A Dead-Simple Stretch for People Who Sit All Day

This move can reset your aching pelvis. Here's how to deploy it.

A group of men stretching on the ground. The frog pose is an ideal yoga pose and stretch for people who sit all day.
Remember: "Your best position is your next position." Maybe make that position the frog pose.
Richard Schoenberg/Corbis via Getty

It’s no longer revelatory to point out that we’re all sitting around all day. Over the last decade, literature on the topic has proliferated and given rise to an ergonomic chair industry worth over $10 billion annually. There are all manner of seats, desks and posture correctors out there intended to help you sit better. The industry all but assumes that the situation is hopeless — that you will continue sitting and screen-staring at the same rate — and they’re basically correct. The modern workplace all but mandates sitting.

I’m not here to say you shouldn’t trick out your workstation with products that might help. Anything that reduces the “rounding” effects of rampant sitting — which messes with the neck, back and spine — is worth trying.

But keep in mind that with simple targeted movements, you can help the cause all on your own (and for free). As a biomechanics expert Dr. Mark Cucuzzella says, “Your best position is your next position.” Make sure to get up at least once an hour, which increase your stand hours rate, and learn to embrace fidgeting. (Forget what your kindergarten teacher taught you — fidgeting is good for you.)

Once the workday is done, on top of working out or going on digestive strolls after dinner, I really recommend plugging in precise poses that will ease tension around your posterior chain. One of my favorites? The frog pose.

What Is the Frog Pose?

Formally referred to as Mandukasana in yoga, the pose’s more memorable nickname is a reference to its peculiar formation. From above, it sort of resembles an amphibian splayed out on a lily pad.

Whatever it looks like, it’s not a position many of us are in too often — and unsurprisingly, that makes it a fitting antidote for sedentary days. Sitting shortens, but the frog pose lengthens: It stretches back muscles, opens the hips and increases flexibility in the groin area. It also requires a degree of core strength, so if you turn to it frequently, you’ll bolster your midsection, too.

As a writer-runner, I might be the perfect candidate for frogging (not a technical term, but we’re rolling with it). I have days where I run eight miles and sit for eight hours; if I don’t give my pelvic floor some TLC, I’ll really tighten up, which increases my risk of injury and reduces my mobility. Not good.
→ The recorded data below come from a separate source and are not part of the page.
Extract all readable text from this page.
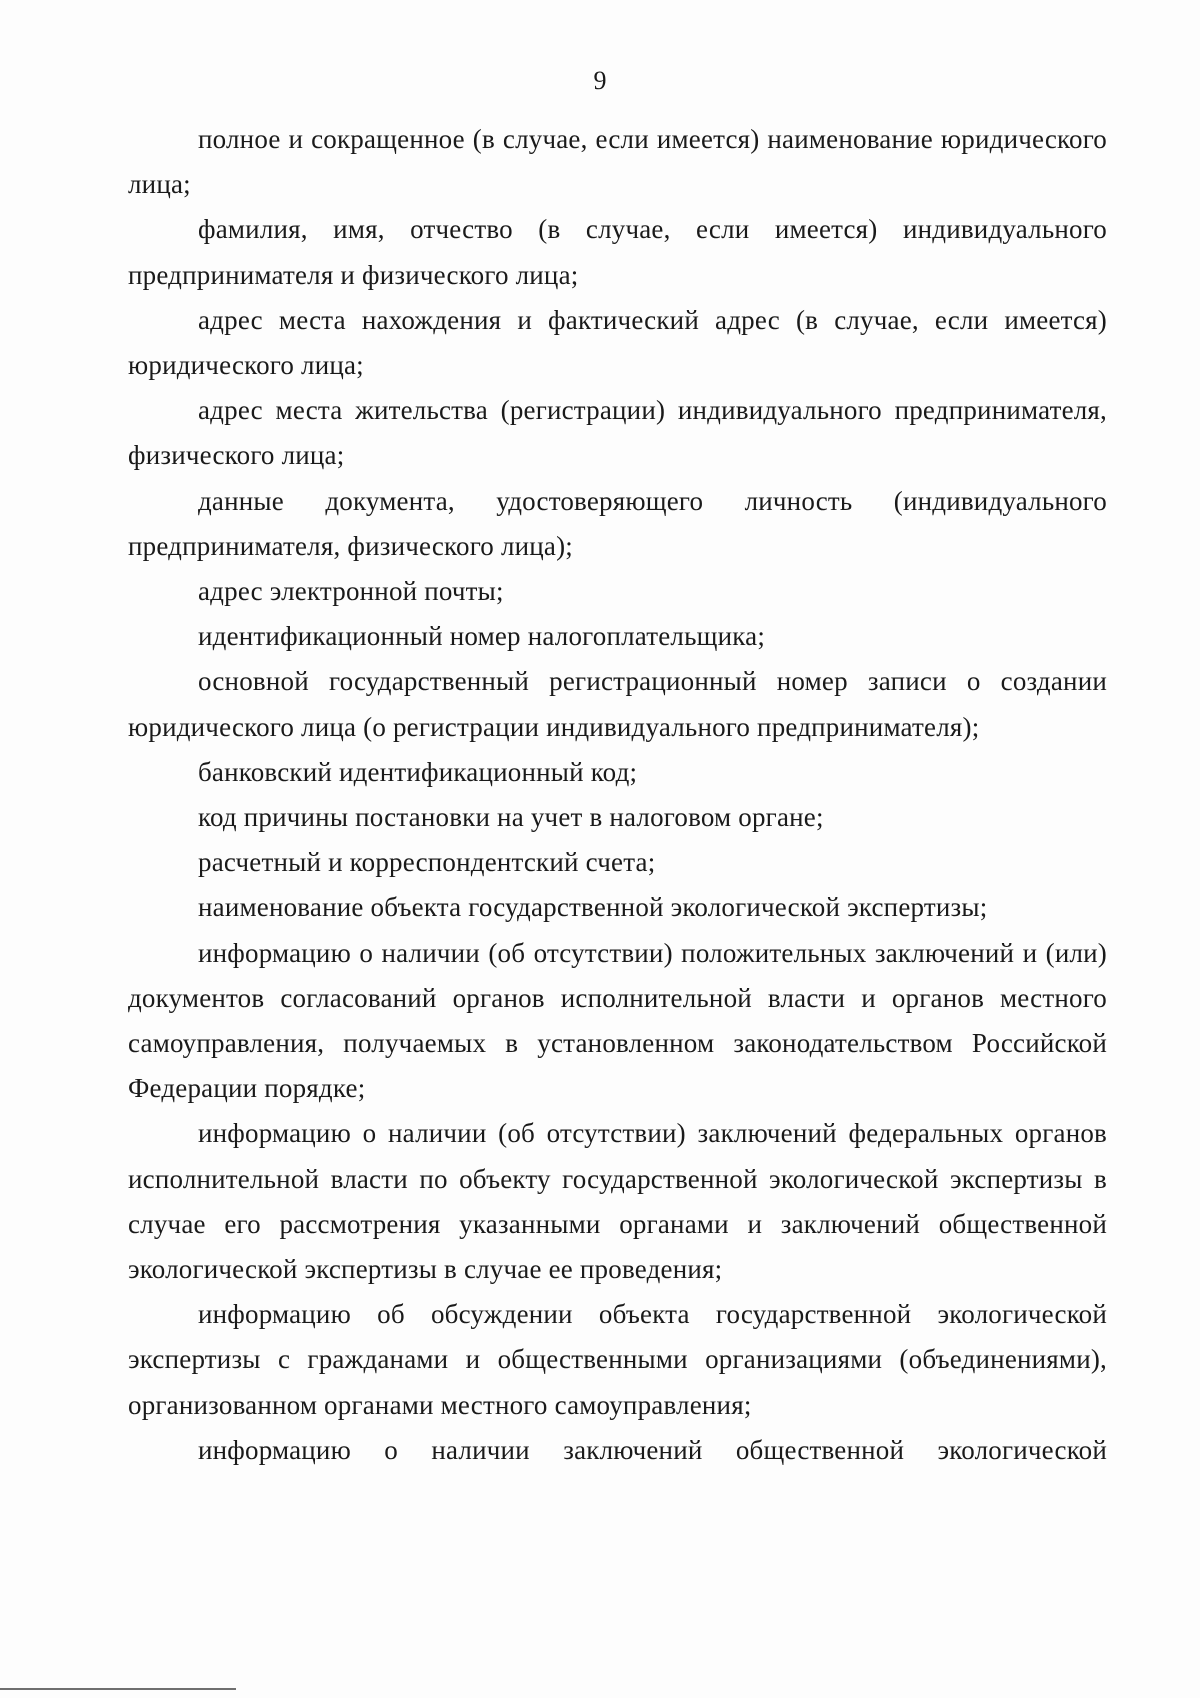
9

полное и сокращенное (в случае, если имеется) наименование юридического лица;

фамилия, имя, отчество (в случае, если имеется) индивидуального предпринимателя и физического лица;

адрес места нахождения и фактический адрес (в случае, если имеется) юридического лица;

адрес места жительства (регистрации) индивидуального предпринимателя, физического лица;

данные документа, удостоверяющего личность (индивидуального предпринимателя, физического лица);

адрес электронной почты;

идентификационный номер налогоплательщика;

основной государственный регистрационный номер записи о создании юридического лица (о регистрации индивидуального предпринимателя);

банковский идентификационный код;

код причины постановки на учет в налоговом органе;

расчетный и корреспондентский счета;

наименование объекта государственной экологической экспертизы;

информацию о наличии (об отсутствии) положительных заключений и (или) документов согласований органов исполнительной власти и органов местного самоуправления, получаемых в установленном законодательством Российской Федерации порядке;

информацию о наличии (об отсутствии) заключений федеральных органов исполнительной власти по объекту государственной экологической экспертизы в случае его рассмотрения указанными органами и заключений общественной экологической экспертизы в случае ее проведения;

информацию об обсуждении объекта государственной экологической экспертизы с гражданами и общественными организациями (объединениями), организованном органами местного самоуправления;

информацию о наличии заключений общественной экологической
Another fringe benefit of the frog pose? It has been linked to improved digestion, as it may “massage” internal organs along the digestive tract. If you frequently suffer from bloating, this couldn’t hurt.

How to Perform the Frog Pose

If you’re more of a visual learner, I recommend this video from Alo Yoga, which demonstrates the move in just 27 seconds. Turn to this move with regularity, and you’ll give your spine and pelvis an extra fighting chance in the sedentary era. Find our step-by-step guide to the pose below:

  • Start on all fours: Get on your hands and knees. Place your hands directly under your shoulders and your knees aligned with your hips.
  • Widen your knees: Slowly widen your knees as far apart as they can comfortably go. The wider your knees, the deeper the stretch. (Note: If you have a history of knee injuries, don’t overdo it here.)
  • Turn your feet out: Point your toes outward, with the inside edges of your feet touching the floor. Your ankles should be aligned with your knees.
  • Lower to your forearms: If possible, lower down to your forearms. Keeping your back flat, push your hips back and down towards your heels. (Careful here, it’s a serious stretch.) If you feel comfortable, stretch your arms forward with your palms on the ground to deepen the stretch.
  • Hold the pose: Hold this position for 30 seconds. Breathe deeply and steadily. Over time, try to work up to three minutes for a single session.
  • Release: To come out of the pose, slowly bring your knees together and shift back to a kneeling position or onto all fours.